Глаза наливаются тяжестью. Экстази в смеси с валентинкой Твигги бьет по нервам бурным потоком, и все вокруг купается в свете. Весь туалет пульсирует. Полковник Сандерс выглядит как живой – объемный и подлинный, с похожими на комок ваты волосами, а радуга переливается восхитительными оттенками. Бесконечный поток струящейся воды и вереница моющихся рук. Я выхожу из туалета, бреду прочь из KFC, на улицу, и пинаю камушки на тротуаре. Я думаю о Городе.
Питтсбург.
Зрение фокусируется на приложении Архива, треугольной иконке с тремя волнистыми линиями. Я загружаю Город, и зрение затуманивается, а потом в нем появляется черно-желтый герб Питтсбурга – с орлами и башнями замка над ними.
Я внутри.
– Джон Доминик Блэкстон, – говорю я, стараясь произносить слова разборчиво.
Разрешить автозаполнение форм? Да. Запомнить пароль? Да.
Кажется, я слышу сутолоку Дюпон-Сёркла, гул клаксонов и крики. Кто-то спрашивает, как я себя чувствую, и когда мне пытаются помочь, уводят с проезжей части на тротуар, в панике стряхиваю незнакомые руки. Кажется, я упал на асфальт. Я слышу новые звуки, чьи-то голоса, шум Дюпон-Сёркла, а в это время герб Питтсбурга блекнет, и блекнет Вашингтон, а меня окружает Город, летние сумерки западной Пенсильвании кажутся реальными, как любой сон.
Серое, как лунная пыль, шоссе из аэропорта; окружающие холмы усыпаны темнеющими в сумерках деревьями. Таким было шоссе во время конца, слишком узкое для этого количества машин. Фары встречного транспорта слепят глаза, габаритные огни похожи на рубиновые полосы. Я здесь. Я помню. Торговые центры и заправки, сверкающие на тенистых холмах рестораны. Я ходил за покупками в эти торговые центры. Перекусывал в этих забегаловках.

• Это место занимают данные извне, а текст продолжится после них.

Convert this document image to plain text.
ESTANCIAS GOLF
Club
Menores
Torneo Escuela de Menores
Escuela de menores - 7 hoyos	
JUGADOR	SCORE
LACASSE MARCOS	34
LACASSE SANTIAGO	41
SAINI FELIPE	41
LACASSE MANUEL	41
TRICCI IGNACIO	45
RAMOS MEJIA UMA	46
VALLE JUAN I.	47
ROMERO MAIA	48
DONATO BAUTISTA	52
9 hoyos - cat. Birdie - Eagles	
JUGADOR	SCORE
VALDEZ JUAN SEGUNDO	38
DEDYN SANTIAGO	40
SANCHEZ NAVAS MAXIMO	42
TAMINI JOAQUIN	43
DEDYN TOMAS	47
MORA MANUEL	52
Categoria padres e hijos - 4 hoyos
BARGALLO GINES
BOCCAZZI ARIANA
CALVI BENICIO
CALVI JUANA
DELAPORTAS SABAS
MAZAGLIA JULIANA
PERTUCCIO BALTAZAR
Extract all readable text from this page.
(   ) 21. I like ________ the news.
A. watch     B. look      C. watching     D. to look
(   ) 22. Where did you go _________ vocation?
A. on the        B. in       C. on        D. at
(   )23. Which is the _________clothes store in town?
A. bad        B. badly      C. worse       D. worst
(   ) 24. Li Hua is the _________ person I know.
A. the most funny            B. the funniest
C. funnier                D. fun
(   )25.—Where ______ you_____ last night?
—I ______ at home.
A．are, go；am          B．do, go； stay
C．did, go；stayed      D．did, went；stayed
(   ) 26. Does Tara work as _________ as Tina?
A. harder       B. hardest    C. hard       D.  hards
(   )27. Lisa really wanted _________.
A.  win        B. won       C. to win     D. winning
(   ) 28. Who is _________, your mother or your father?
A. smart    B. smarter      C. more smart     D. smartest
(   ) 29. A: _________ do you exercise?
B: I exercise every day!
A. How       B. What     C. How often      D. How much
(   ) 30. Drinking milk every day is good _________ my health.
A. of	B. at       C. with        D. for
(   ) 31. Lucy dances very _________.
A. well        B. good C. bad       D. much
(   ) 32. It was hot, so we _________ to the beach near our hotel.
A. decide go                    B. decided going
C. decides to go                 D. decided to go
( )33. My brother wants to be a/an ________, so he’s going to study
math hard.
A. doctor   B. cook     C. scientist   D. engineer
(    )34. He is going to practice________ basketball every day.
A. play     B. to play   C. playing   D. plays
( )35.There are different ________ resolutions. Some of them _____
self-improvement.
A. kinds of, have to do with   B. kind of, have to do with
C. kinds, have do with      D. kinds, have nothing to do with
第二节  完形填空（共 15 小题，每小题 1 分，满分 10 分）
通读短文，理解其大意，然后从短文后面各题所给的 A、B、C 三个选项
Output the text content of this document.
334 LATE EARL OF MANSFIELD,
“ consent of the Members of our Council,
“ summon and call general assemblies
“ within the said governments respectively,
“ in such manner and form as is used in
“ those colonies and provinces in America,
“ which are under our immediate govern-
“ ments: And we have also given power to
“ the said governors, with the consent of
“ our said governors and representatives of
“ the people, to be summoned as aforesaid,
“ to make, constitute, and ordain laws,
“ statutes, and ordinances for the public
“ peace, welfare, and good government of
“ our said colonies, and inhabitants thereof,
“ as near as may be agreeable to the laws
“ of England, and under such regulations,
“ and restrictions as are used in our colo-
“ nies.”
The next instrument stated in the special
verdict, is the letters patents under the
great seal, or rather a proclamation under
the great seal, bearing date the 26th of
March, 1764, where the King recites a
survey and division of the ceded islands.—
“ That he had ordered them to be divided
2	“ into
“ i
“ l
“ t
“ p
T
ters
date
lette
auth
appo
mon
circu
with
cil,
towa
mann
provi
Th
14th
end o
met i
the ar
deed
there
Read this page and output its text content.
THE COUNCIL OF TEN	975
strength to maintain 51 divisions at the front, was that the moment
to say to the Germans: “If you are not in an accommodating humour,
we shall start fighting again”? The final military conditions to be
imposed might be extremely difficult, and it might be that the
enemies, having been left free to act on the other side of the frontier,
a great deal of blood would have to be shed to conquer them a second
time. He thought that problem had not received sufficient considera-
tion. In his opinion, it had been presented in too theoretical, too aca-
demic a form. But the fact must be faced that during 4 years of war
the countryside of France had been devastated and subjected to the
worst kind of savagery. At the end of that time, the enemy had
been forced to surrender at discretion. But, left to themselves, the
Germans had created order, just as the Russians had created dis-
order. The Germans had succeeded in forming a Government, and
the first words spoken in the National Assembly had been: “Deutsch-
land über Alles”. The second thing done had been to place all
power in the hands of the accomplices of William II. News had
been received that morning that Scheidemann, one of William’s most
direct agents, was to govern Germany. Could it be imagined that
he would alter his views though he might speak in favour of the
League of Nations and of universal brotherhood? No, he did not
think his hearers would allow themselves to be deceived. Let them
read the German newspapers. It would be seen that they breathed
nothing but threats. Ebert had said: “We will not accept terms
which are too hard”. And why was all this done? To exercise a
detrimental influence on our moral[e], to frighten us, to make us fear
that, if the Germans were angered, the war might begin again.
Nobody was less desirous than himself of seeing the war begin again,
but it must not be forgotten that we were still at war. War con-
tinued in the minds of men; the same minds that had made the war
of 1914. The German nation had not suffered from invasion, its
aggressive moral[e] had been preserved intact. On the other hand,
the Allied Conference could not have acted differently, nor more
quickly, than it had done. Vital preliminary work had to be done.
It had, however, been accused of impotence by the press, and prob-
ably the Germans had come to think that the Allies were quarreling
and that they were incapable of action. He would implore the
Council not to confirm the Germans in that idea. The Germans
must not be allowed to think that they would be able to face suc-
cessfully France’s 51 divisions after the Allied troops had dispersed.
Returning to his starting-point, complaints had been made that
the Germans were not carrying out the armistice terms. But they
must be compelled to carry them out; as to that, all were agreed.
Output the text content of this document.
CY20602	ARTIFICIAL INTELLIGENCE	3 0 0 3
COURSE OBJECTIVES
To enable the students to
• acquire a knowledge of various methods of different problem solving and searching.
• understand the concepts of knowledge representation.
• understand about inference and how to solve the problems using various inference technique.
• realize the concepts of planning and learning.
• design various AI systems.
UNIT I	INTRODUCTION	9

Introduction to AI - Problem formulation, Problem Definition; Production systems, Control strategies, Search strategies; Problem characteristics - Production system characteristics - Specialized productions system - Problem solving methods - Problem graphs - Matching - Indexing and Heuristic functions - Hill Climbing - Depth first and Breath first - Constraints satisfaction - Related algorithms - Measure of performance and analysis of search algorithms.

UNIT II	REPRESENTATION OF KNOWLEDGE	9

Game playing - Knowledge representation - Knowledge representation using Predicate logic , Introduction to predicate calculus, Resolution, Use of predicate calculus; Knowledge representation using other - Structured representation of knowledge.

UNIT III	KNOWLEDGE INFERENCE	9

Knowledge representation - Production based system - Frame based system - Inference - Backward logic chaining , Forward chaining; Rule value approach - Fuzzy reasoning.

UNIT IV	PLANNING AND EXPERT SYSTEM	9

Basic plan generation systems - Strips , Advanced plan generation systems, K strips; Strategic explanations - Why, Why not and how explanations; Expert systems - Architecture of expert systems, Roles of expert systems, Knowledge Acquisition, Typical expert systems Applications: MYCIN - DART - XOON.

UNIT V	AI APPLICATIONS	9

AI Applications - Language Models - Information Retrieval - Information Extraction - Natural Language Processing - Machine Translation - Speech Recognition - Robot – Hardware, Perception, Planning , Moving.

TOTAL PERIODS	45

Под ржавым железнодорожным мостом дорога начинает подниматься и расходится на несколько дуг, затем спускается и ныряет к холмам, в туннель. А вот и сам туннель – квадрат яркого света в склоне горы. А в нем – туман флуоресцентных фонарей и керамических плит, эхо гудящих двигателей и ветра, а на другом конце туннеля вокруг бурно расцветает Город из стекла и стали. Я охватываю взглядом горизонт. Свет небоскребов мерцает на паутине дорог, связанных золотистыми мостами, призрачный образ Города отражается в черном зеркале рек. Боже, боже мой, я помню. Это все, чего я хочу, все, чего я когда-либо хотел, все, что я хочу помнить.
* * *
Я здесь.
* * *
Я здесь.
– Оплачивайте поездку при выходе…
Немолодой чернокожий водитель автобуса прихлебывает из термоса. На нем форменная куртка и брюки. Мне даже хочется к нему прикоснуться, дотронуться до его руки и почувствовать, насколько он реален, но я сажусь сзади и довольствуюсь запахами потных тел, спертого воздуха и виниловых сидений. Это маршрут 54С в Окленд. В автобусе есть и другие посетители Архива. Мы отличаемся от иллюзий – немного светлее. Мы переглядываемся, гадая, кого потеряли.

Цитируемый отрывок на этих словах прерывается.